Post-independence and Modern real estate laws
Though there was no individual land ownership, the British brought the land reforms that would secure revenue and improve agriculture and thereby the standards of living. However, the land reforms posed problems of unequal land distribution that affected the famers and huge divide among society. Post-independence, India had to undo a lot of damage the British had done to our economy and society. The unequal distribution of lands led to many series of land reforms that focussed on abolition of intermediaries which started in 1948 with the law enacted first in the city of Madras (now Chennai). The other major land reforms include the ceiling on land holdings, wherein the legislations were revised based on the guidelines formulated during 1972. In an attempt to reform tenancy, the tenancy legislation took three forms i.e. to regulate rent, provide security of tenure and confer rights of ownership. These new land reforms led to equity in the society, economic growth and agricultural prosperity during post-independence.
Real Estate Act (2016) comes into force
Making a transition from the British rule to the modern post-independence India, we witness a new form of land regulation in our country. The much anticipated Real Estate (Regulation & Development) Act, 2016 was given the President’s nod and came into force during May 2017.
The Real Estate Act overlooks the aspects of registration of real estate projects, checklist of documents for a registering a real estate project, registration of a real estate agent, duties of a promoter and rights of a homebuyer.
Understanding RERA and its function in real estate
RERA is an authority under the Real estate Act to ensure that the promotion and sale of land is done in a transparent and efficient procedure to protect the consumers.

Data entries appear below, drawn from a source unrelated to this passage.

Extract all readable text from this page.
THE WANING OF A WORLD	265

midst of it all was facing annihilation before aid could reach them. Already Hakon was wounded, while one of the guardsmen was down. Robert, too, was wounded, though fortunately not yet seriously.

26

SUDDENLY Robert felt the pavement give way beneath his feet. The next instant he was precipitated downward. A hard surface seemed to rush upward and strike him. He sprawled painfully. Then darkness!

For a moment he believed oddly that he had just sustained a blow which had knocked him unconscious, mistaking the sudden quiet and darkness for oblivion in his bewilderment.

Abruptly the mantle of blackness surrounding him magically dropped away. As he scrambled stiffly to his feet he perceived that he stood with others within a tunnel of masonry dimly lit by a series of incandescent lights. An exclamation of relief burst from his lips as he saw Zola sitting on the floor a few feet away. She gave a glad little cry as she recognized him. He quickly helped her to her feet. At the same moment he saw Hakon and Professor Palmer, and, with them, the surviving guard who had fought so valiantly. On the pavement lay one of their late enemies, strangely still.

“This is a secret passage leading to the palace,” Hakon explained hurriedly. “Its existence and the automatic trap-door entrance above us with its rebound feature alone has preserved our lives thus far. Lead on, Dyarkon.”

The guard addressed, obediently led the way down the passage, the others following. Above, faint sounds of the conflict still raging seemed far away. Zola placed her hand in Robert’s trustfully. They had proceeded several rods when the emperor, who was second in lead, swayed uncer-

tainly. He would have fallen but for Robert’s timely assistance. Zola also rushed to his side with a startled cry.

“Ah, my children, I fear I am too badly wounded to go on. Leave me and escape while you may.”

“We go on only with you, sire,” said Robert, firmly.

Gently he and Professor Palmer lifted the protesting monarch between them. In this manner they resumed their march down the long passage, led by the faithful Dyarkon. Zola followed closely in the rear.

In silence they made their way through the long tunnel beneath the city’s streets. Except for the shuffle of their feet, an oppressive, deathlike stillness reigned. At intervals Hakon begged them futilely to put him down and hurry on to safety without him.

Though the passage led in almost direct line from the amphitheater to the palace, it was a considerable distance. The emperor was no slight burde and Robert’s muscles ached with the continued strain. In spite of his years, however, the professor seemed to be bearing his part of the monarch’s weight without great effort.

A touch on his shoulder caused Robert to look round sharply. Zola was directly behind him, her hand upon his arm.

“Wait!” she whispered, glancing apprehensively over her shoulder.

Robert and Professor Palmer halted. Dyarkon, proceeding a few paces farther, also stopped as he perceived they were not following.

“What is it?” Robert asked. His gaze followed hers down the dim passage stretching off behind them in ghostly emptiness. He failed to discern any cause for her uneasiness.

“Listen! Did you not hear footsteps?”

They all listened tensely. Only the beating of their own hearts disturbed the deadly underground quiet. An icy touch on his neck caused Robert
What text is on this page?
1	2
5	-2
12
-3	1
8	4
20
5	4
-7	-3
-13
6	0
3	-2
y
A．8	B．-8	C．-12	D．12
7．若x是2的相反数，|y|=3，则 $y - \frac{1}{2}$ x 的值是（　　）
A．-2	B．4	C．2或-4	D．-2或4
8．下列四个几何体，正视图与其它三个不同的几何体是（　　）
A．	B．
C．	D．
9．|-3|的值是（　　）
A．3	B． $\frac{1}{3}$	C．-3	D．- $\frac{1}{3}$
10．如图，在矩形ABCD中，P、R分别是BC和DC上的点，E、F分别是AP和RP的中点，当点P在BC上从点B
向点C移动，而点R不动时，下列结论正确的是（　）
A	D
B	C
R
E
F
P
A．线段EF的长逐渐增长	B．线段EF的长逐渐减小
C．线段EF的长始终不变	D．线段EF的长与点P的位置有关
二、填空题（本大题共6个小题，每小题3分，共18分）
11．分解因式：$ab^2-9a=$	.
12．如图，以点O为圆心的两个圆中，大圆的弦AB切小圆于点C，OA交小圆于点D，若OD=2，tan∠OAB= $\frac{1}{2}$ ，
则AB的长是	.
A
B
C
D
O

How the RERA authority operates
- Protect the interest of customers and promoters
- Ensure clearances for real estate project
- Create transparency in grievance redressal process
- Encourage investment in real estate industry
- Facilitate amicable dispute resolution between promoters and consumers
- Facilitate the digitization process of land records
- Real estate agents are required to register under section 20 with proper application that can lead to organized way of buying and selling in real estate market.
- Maintain a website for general viewing of all the real estate projects
- Provide information and conduct investigation wherever it considers expedient
- Issue interim orders to prevent any promoter agent from carrying acts in contravention to the Real estate Act
Through this blog, you might come to know about the land reforms in our country that primarily started with the British rule and paved way to equal distribution of lands by modern post-independence laws. Modern real estate laws are in effect that protect the consumers and regulate the real estate industry.